5 years ago

Mmmmm … donuts

It’s National Donut Day – a holiday
celebrated the first Friday of June each year. Celebrate with us by getting 50% off all donuts in our bakery.

National Doughnut Day recognizes June 7, 1938 when Morgan Pett, a young military doctor, gave doughnuts to the wounded World War I soldiers he was treating. He enlisted more help to boost soldiers’ morale and eventually included the Salvation Army in his efforts.

These sweet, tasty treats are
not only part of our American heritage, but they also can be traced back to
prehistoric times. To celebrate this delicious holiday, pick up some
fresh-baked donuts from our bakery, grab a cup of coffee and check out the
fascinating history of the donut. 

  • Archaeologists have found fossilized bits of what look like donuts in the middle of prehistoric Native American settlements.
  • In medieval Europe, donuts were what you gorged on during Carnival, the feast period before the 40 days of Lent. 
  • Some say donuts came to Manhattan (then called New Amsterdam) by the Dutch, who called them olykoeks (“oily cakes”). Others say donuts came to New England by Protestant settlers who wanted to do away with Catholic holidays and enjoy fried cakes whenever they wanted.
  • Early donuts were hole-less and small enough to fit in your pocket, roughly the size of a walnut. And so the name “dough nut” was born.
  • In 1803 the first printed recipe for donuts appeared in Sussannah Carter’s The Frugal Housewife.
  • In 1846, in The Skillful Housewife’s Book by Mrs. L.G. Abell, she calls for her “Excellent Common Fried Cake” to be “cut as jumbles” – the term for a ring-shaped pastry – allowing the dough to cook more evenly and faster than a donut without one.
  • Around the same time, Elizabeth Gregory, a New England ship captain’s mother, created a deep-fried dough that her son could take with him on long voyages.

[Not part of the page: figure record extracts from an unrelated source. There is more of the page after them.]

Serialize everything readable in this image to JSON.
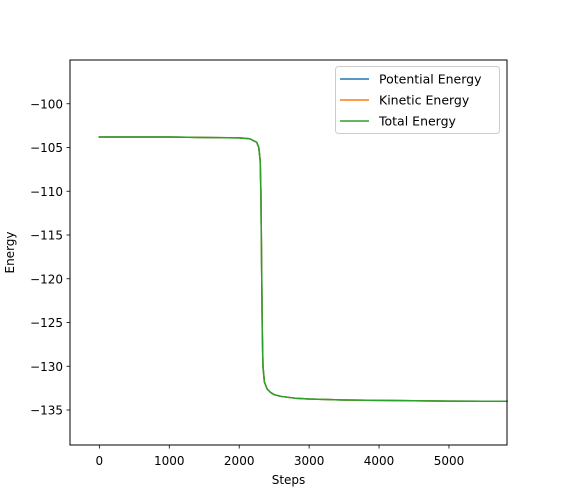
{
  "chart_data": {
    "type": "line",
    "title": "",
    "xlabel": "Steps",
    "ylabel": "Energy",
    "xlim": [
      -420,
      5830
    ],
    "ylim": [
      -139,
      -95
    ],
    "xticks": [
      0,
      1000,
      2000,
      3000,
      4000,
      5000
    ],
    "xtick_labels": [
      "0",
      "1000",
      "2000",
      "3000",
      "4000",
      "5000"
    ],
    "yticks": [
      -100,
      -105,
      -110,
      -115,
      -120,
      -125,
      -130,
      -135
    ],
    "ytick_labels": [
      "−100",
      "−105",
      "−110",
      "−115",
      "−120",
      "−125",
      "−130",
      "−135"
    ],
    "grid": false,
    "legend_position": "top-right",
    "series": [
      {
        "name": "Potential Energy",
        "color": "#1f77b4",
        "x": [
          0,
          500,
          1000,
          1500,
          2000,
          2150,
          2250,
          2280,
          2300,
          2310,
          2320,
          2330,
          2340,
          2360,
          2400,
          2450,
          2500,
          2600,
          2800,
          3000,
          3500,
          4000,
          4500,
          5000,
          5500,
          5830
        ],
        "y": [
          -103.8,
          -103.8,
          -103.8,
          -103.85,
          -103.9,
          -104.0,
          -104.4,
          -105.0,
          -106.5,
          -110.0,
          -118.0,
          -126.0,
          -130.0,
          -131.8,
          -132.6,
          -133.0,
          -133.25,
          -133.45,
          -133.65,
          -133.75,
          -133.85,
          -133.9,
          -133.95,
          -133.98,
          -134.0,
          -134.0
        ]
      },
      {
        "name": "Kinetic Energy",
        "color": "#ff7f0e",
        "x": [
          0,
          500,
          1000,
          1500,
          2000,
          2150,
          2250,
          2280,
          2300,
          2310,
          2320,
          2330,
          2340,
          2360,
          2400,
          2450,
          2500,
          2600,
          2800,
          3000,
          3500,
          4000,
          4500,
          5000,
          5500,
          5830
        ],
        "y": [
          -103.8,
          -103.8,
          -103.8,
          -103.85,
          -103.9,
          -104.0,
          -104.4,
          -105.0,
          -106.5,
          -110.0,
          -118.0,
          -126.0,
          -130.0,
          -131.8,
          -132.6,
          -133.0,
          -133.25,
          -133.45,
          -133.65,
          -133.75,
          -133.85,
          -133.9,
          -133.95,
          -133.98,
          -134.0,
          -134.0
        ]
      },
      {
        "name": "Total Energy",
        "color": "#2ca02c",
        "x": [
          0,
          500,
          1000,
          1500,
          2000,
          2150,
          2250,
          2280,
          2300,
          2310,
          2320,
          2330,
          2340,
          2360,
          2400,
          2450,
          2500,
          2600,
          2800,
          3000,
          3500,
          4000,
          4500,
          5000,
          5500,
          5830
        ],
        "y": [
          -103.8,
          -103.8,
          -103.8,
          -103.85,
          -103.9,
          -104.0,
          -104.4,
          -105.0,
          -106.5,
          -110.0,
          -118.0,
          -126.0,
          -130.0,
          -131.8,
          -132.6,
          -133.0,
          -133.25,
          -133.45,
          -133.65,
          -133.75,
          -133.85,
          -133.9,
          -133.95,
          -133.98,
          -134.0,
          -134.0
        ]
      }
    ]
  }
}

She used nutmeg, cinnamon and lemon rind to help ward off scurvy and colds, and she filled the center, where the dough might not cook through, with hazelnuts or walnuts – literally creating “dough nuts.”
  • During World War I, women volunteers brought donuts to soldiers on the front lines for a taste of home.
  • In 1921, Adolph Levitt invented the first automated donut machine in New York City and introduced the world to premade donut mixes.
  • By the 1934 World’s Fair in Chicago, donuts were billed as “the food hit of the Century of Progress.” Seeing them produced “automatically” somehow made them part of the wave of the future.

    During this time, a donut
    cost less than a nickel.

  • In 1937, the first Krispy Kreme donut store was created in North Carolina.
  • Red Cross women, later known as Doughnut Dollies, handed donuts out to soldiers during WWII.
  • By the late 1950s there were 29 Krispy Kreme stores in 12 states, turning out 75 dozen donuts in an hour. Meanwhile, the first Dunkin’ Donuts store opened in Massachusetts in 1950, introducing flavors such as chocolate-glazed and Boston crème.
  • In 1929 Americans ate 216 million donuts. Today, by one count, we eat close to 10 billion a year.